I’ve been criticised a little for assuming, erroneously, that all 3 of my readers know what the local bands I mention sound like. It's not that – I'm just really lazy. Anyway, I'll see what I can do: The Skirts* are a lot like that other band with a great name that also failed to sound anything like I thought they should – The Killers. Cassette… well, I'd love to give you the skinny, but the download section on their website only houses a couple of 'test vids' and a 'temp' file at this point, so I can't. Unless those are the tracks, in which case they're crap.

There, did that help at all?

And Dirty Skirts: as soon as I find out who wrote my number on the bathroom wall at Roxy’s, there’ll be hell to pay.


* Synth-rock.

currying favour

May 12, 2006

The Hellphones are hard at work in the SABC studios, piecing together their debut album with renowned Squeal frontman and producer, Dave Birch. Hellphone Fredriguez is documenting the wild and emotional ride – which, at this early stage, seems to consist largely of sneaking off to the "smoking room" (why is it smoking?) and a review of the curry from the staff canteen. Which is all quite endearing until they mention firing up some incense to get them in the mood. I hope it was the Sulphuric Vapours of Hades variety, or I'm going to have to stop mentioning them in my posts.

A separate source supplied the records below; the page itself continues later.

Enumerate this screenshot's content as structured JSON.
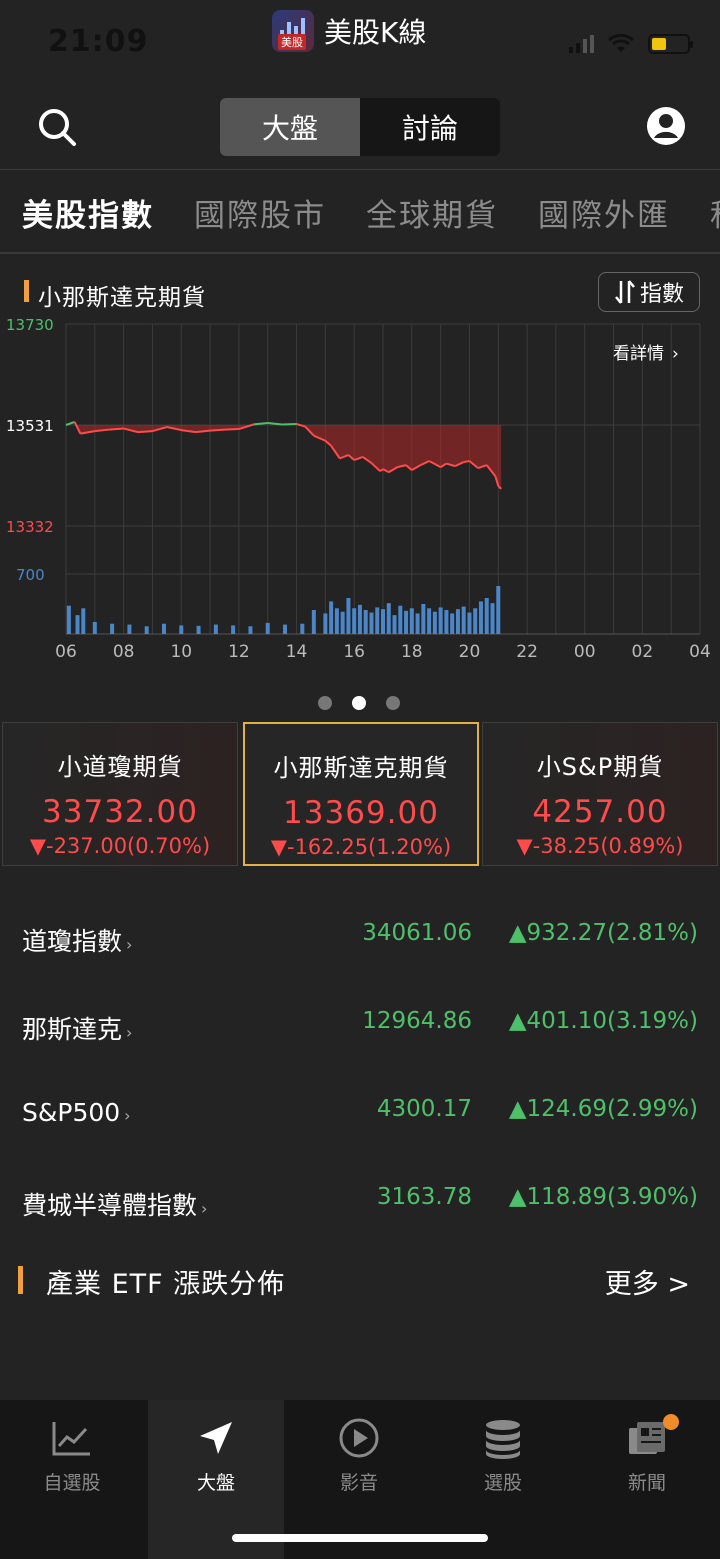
{
  "status": {
    "time": "21:09"
  },
  "app": {
    "title": "美股K線",
    "logo_text": "美股"
  },
  "segment": {
    "tabs": [
      "大盤",
      "討論"
    ],
    "active": 0
  },
  "categories": [
    "美股指數",
    "國際股市",
    "全球期貨",
    "國際外匯",
    "科"
  ],
  "chart_section": {
    "title": "小那斯達克期貨",
    "toggle_label": "指數",
    "detail_link": "看詳情"
  },
  "chart_data": {
    "type": "line",
    "title": "小那斯達克期貨",
    "ylim": [
      13332,
      13730
    ],
    "y_ticks": [
      "13730",
      "13531",
      "13332"
    ],
    "reference_line": 13531,
    "x_ticks": [
      "06",
      "08",
      "10",
      "12",
      "14",
      "16",
      "18",
      "20",
      "22",
      "00",
      "02",
      "04"
    ],
    "x_range": [
      6,
      28
    ],
    "series": [
      {
        "x": [
          6.0,
          6.3,
          6.5,
          7.0,
          7.5,
          8.0,
          8.5,
          9.0,
          9.5,
          10.0,
          10.5,
          11.0,
          11.5,
          12.0,
          12.5,
          13.0,
          13.5,
          14.0,
          14.3,
          14.6,
          15.0,
          15.2,
          15.5,
          15.8,
          16.0,
          16.3,
          16.6,
          16.9,
          17.0,
          17.2,
          17.5,
          17.8,
          18.0,
          18.3,
          18.6,
          19.0,
          19.2,
          19.5,
          19.8,
          20.0,
          20.3,
          20.6,
          20.9,
          21.0,
          21.1
        ],
        "values": [
          13531,
          13537,
          13514,
          13519,
          13522,
          13524,
          13517,
          13519,
          13527,
          13521,
          13517,
          13520,
          13522,
          13523,
          13532,
          13535,
          13532,
          13533,
          13528,
          13510,
          13500,
          13490,
          13465,
          13472,
          13462,
          13468,
          13456,
          13440,
          13444,
          13438,
          13448,
          13452,
          13442,
          13452,
          13460,
          13448,
          13455,
          13450,
          13458,
          13460,
          13446,
          13452,
          13430,
          13411,
          13405
        ]
      }
    ],
    "volume": {
      "label": "700",
      "x": [
        6.1,
        6.4,
        6.6,
        7.0,
        7.6,
        8.2,
        8.8,
        9.4,
        10.0,
        10.6,
        11.2,
        11.8,
        12.4,
        13.0,
        13.6,
        14.2,
        14.6,
        15.0,
        15.2,
        15.4,
        15.6,
        15.8,
        16.0,
        16.2,
        16.4,
        16.6,
        16.8,
        17.0,
        17.2,
        17.4,
        17.6,
        17.8,
        18.0,
        18.2,
        18.4,
        18.6,
        18.8,
        19.0,
        19.2,
        19.4,
        19.6,
        19.8,
        20.0,
        20.2,
        20.4,
        20.6,
        20.8,
        21.0
      ],
      "values": [
        330,
        220,
        300,
        140,
        120,
        110,
        90,
        120,
        100,
        95,
        110,
        100,
        90,
        130,
        110,
        120,
        280,
        240,
        380,
        300,
        260,
        420,
        300,
        340,
        280,
        250,
        310,
        290,
        360,
        220,
        330,
        270,
        300,
        240,
        350,
        300,
        260,
        310,
        280,
        240,
        290,
        320,
        250,
        300,
        380,
        420,
        360,
        560
      ]
    }
  },
  "pager": {
    "count": 3,
    "active": 1
  },
  "futures": [
    {
      "name": "小道瓊期貨",
      "price": "33732.00",
      "change": "▼-237.00(0.70%)"
    },
    {
      "name": "小那斯達克期貨",
      "price": "13369.00",
      "change": "▼-162.25(1.20%)"
    },
    {
      "name": "小S&P期貨",
      "price": "4257.00",
      "change": "▼-38.25(0.89%)"
    }
  ],
  "indices": [
    {
      "name": "道瓊指數",
      "value": "34061.06",
      "change": "▲932.27(2.81%)"
    },
    {
      "name": "那斯達克",
      "value": "12964.86",
      "change": "▲401.10(3.19%)"
    },
    {
      "name": "S&P500",
      "value": "4300.17",
      "change": "▲124.69(2.99%)"
    },
    {
      "name": "費城半導體指數",
      "value": "3163.78",
      "change": "▲118.89(3.90%)"
    }
  ],
  "etf": {
    "title": "產業 ETF 漲跌分佈",
    "more": "更多 >"
  },
  "tabbar": [
    {
      "label": "自選股",
      "icon": "chart-line-icon"
    },
    {
      "label": "大盤",
      "icon": "navigation-arrow-icon"
    },
    {
      "label": "影音",
      "icon": "play-circle-icon"
    },
    {
      "label": "選股",
      "icon": "database-stack-icon"
    },
    {
      "label": "新聞",
      "icon": "newspaper-icon"
    }
  ],
  "colors": {
    "up": "#4fc06a",
    "down": "#ff4b4b",
    "accent": "#f0a040",
    "card_selected": "#e2b04b",
    "volume": "#4a86c8"
  }
}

Still, people seem to like this fly-on-the-wall sort of thing, so in an effort to increase my readership without having to disable my spell-checker, I think I'll install a webcam at my desk so you can watch me practise my ninja moves and staple people's fingers to the ceiling. Or whatever the hell it is I actually do around here.

So, what happens when one of my favourite online reads calls attention to an interview with the author (who also edits a magazine I know I should like but secretly find tedious) of a book I recently really enjoyed, published by a company I've really come to admire and respect – possibly, ok mostly, because it's headed up by a guy I once lusted after without knowing what he looked like simply because he played bass in a post-hardcore band that seduced and amused me all through the 90s, but also because the people he works with are not only seriously awesome, but infinitely patient, even when I fuck-up my online purchase and they have to give me a refund?

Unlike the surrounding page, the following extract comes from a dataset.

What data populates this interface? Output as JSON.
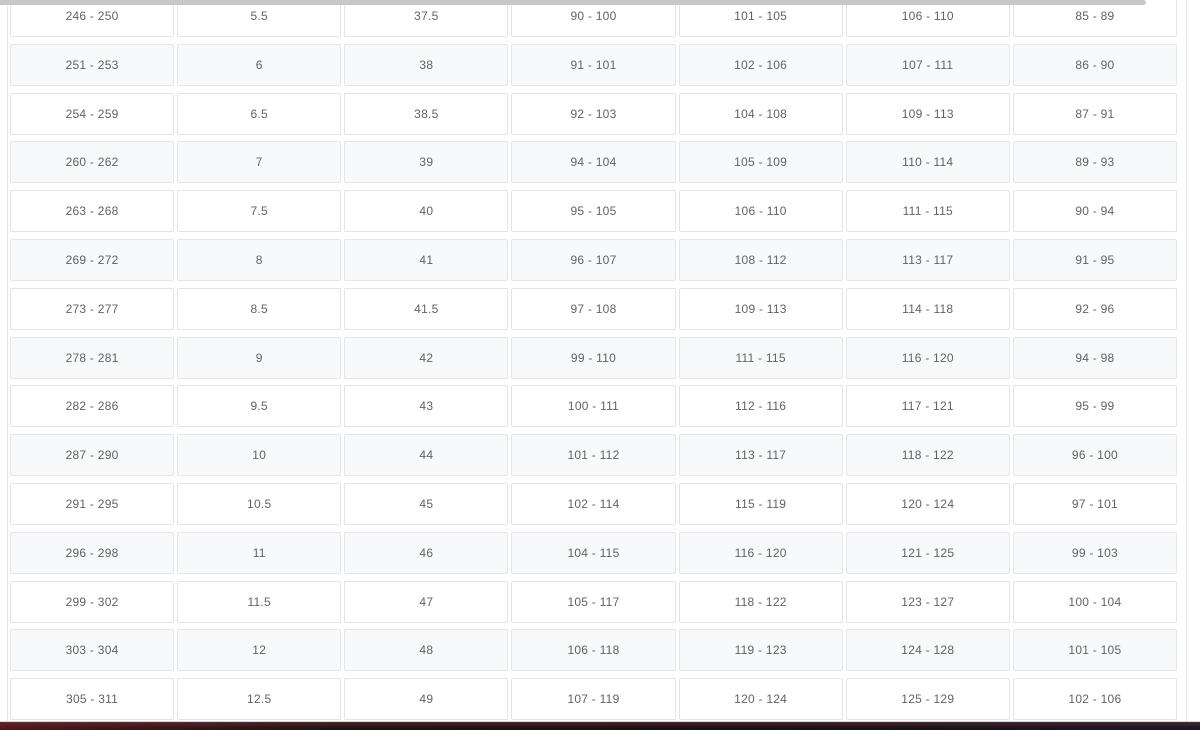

You read this interview, that's what.

speak and pestroy

May 11, 2006

If you live in the Jozie area, tune into UJFM 95.4 FM – "Jo'burg's newest youth community radio station" tomorrow and catch rap-metal machines Pestroy, live, if not fully functional, on the Morning Glory show at around 11 am. If that doesn't perk you up and get you ready to face the day, you must be deaf. Or me. Ten rond says the first question put to them is "why can't you spell?"

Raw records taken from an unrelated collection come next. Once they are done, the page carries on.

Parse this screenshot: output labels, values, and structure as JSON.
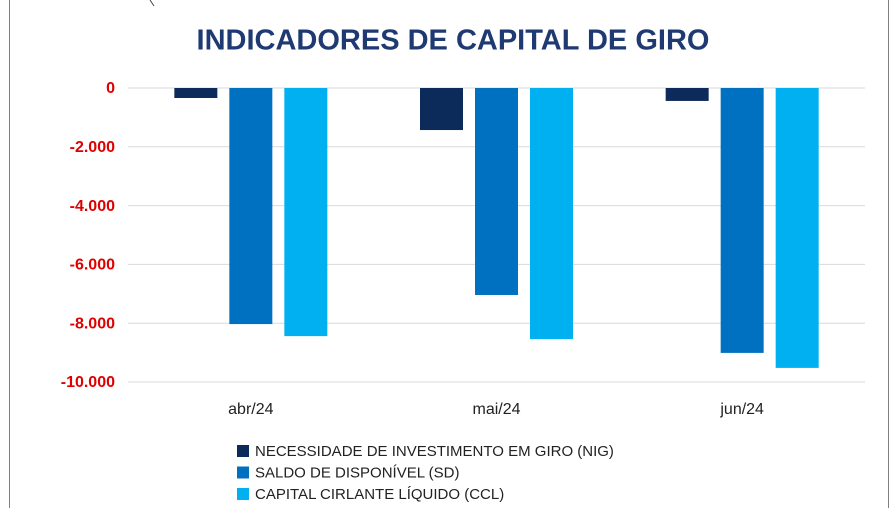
{
  "chart_data": {
    "type": "bar",
    "title": "INDICADORES DE CAPITAL DE GIRO",
    "categories": [
      "abr/24",
      "mai/24",
      "jun/24"
    ],
    "series": [
      {
        "name": "NECESSIDADE DE INVESTIMENTO EM GIRO (NIG)",
        "color": "#0c2a5a",
        "values": [
          -340,
          -1430,
          -440
        ]
      },
      {
        "name": "SALDO DE DISPONÍVEL (SD)",
        "color": "#0070c0",
        "values": [
          -8030,
          -7040,
          -9010
        ]
      },
      {
        "name": "CAPITAL CIRLANTE LÍQUIDO (CCL)",
        "color": "#00b0f0",
        "values": [
          -8440,
          -8540,
          -9520
        ]
      }
    ],
    "ylim": [
      -10000,
      0
    ],
    "yticks": [
      0,
      {
        "value": -2000,
        "label": "-2.000"
      },
      {
        "value": -4000,
        "label": "-4.000"
      },
      {
        "value": -6000,
        "label": "-6.000"
      },
      {
        "value": -8000,
        "label": "-8.000"
      },
      {
        "value": -10000,
        "label": "-10.000"
      }
    ],
    "grid": true,
    "legend": "bottom"
  }
}
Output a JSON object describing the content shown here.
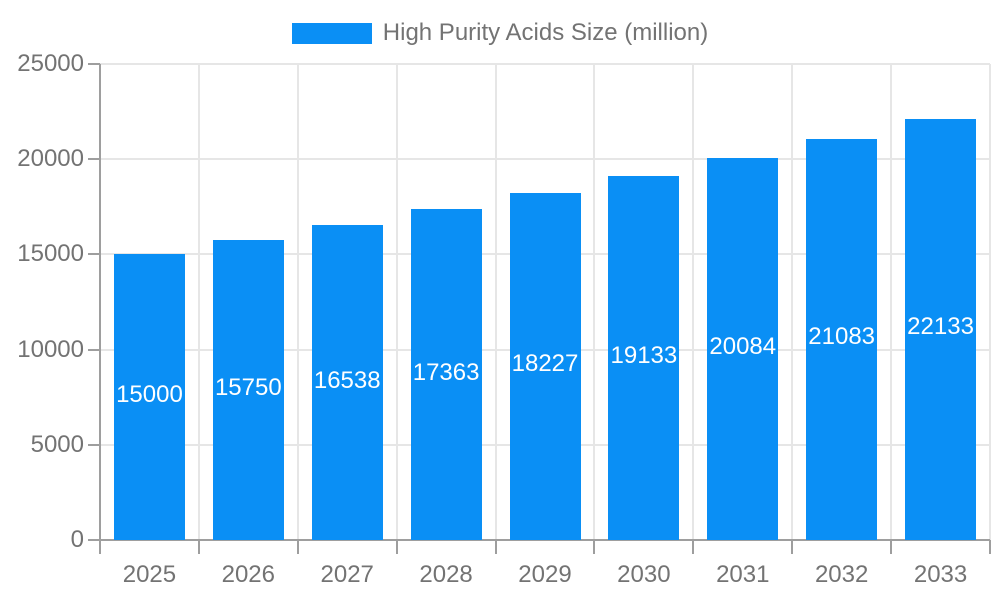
{
  "chart_data": {
    "type": "bar",
    "title": "High Purity Acids Size (million)",
    "categories": [
      "2025",
      "2026",
      "2027",
      "2028",
      "2029",
      "2030",
      "2031",
      "2032",
      "2033"
    ],
    "series": [
      {
        "name": "High Purity Acids Size (million)",
        "values": [
          15000,
          15750,
          16538,
          17363,
          18227,
          19133,
          20084,
          21083,
          22133
        ]
      }
    ],
    "value_labels": [
      "15000",
      "15750",
      "16538",
      "17363",
      "18227",
      "19133",
      "20084",
      "21083",
      "22133"
    ],
    "xlabel": "",
    "ylabel": "",
    "ylim": [
      0,
      25000
    ],
    "yticks": [
      0,
      5000,
      10000,
      15000,
      20000,
      25000
    ],
    "ytick_labels": [
      "0",
      "5000",
      "10000",
      "15000",
      "20000",
      "25000"
    ],
    "grid": true,
    "legend_position": "top",
    "colors": {
      "bar": "#0a8ff5",
      "value_label": "#ffffff",
      "axis_text": "#737373",
      "legend_text": "#737373",
      "grid_line": "#e6e6e6",
      "axis_line": "#9e9e9e",
      "background": "#ffffff"
    }
  }
}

If you're one of those annoying people who plans in advance / has actually figured out a use for Google Calendar, then make a note to catch Pestroy again at Carfax, Newtown on Saturday 27 May. Our philanthropically-inclined band will be taking the rap at the Head Rush Charity Show, alongside Cassette, Wickhead, 16 Stitch, Wanton and gnarled veterans of the pop-rock circuit, Sugardrive.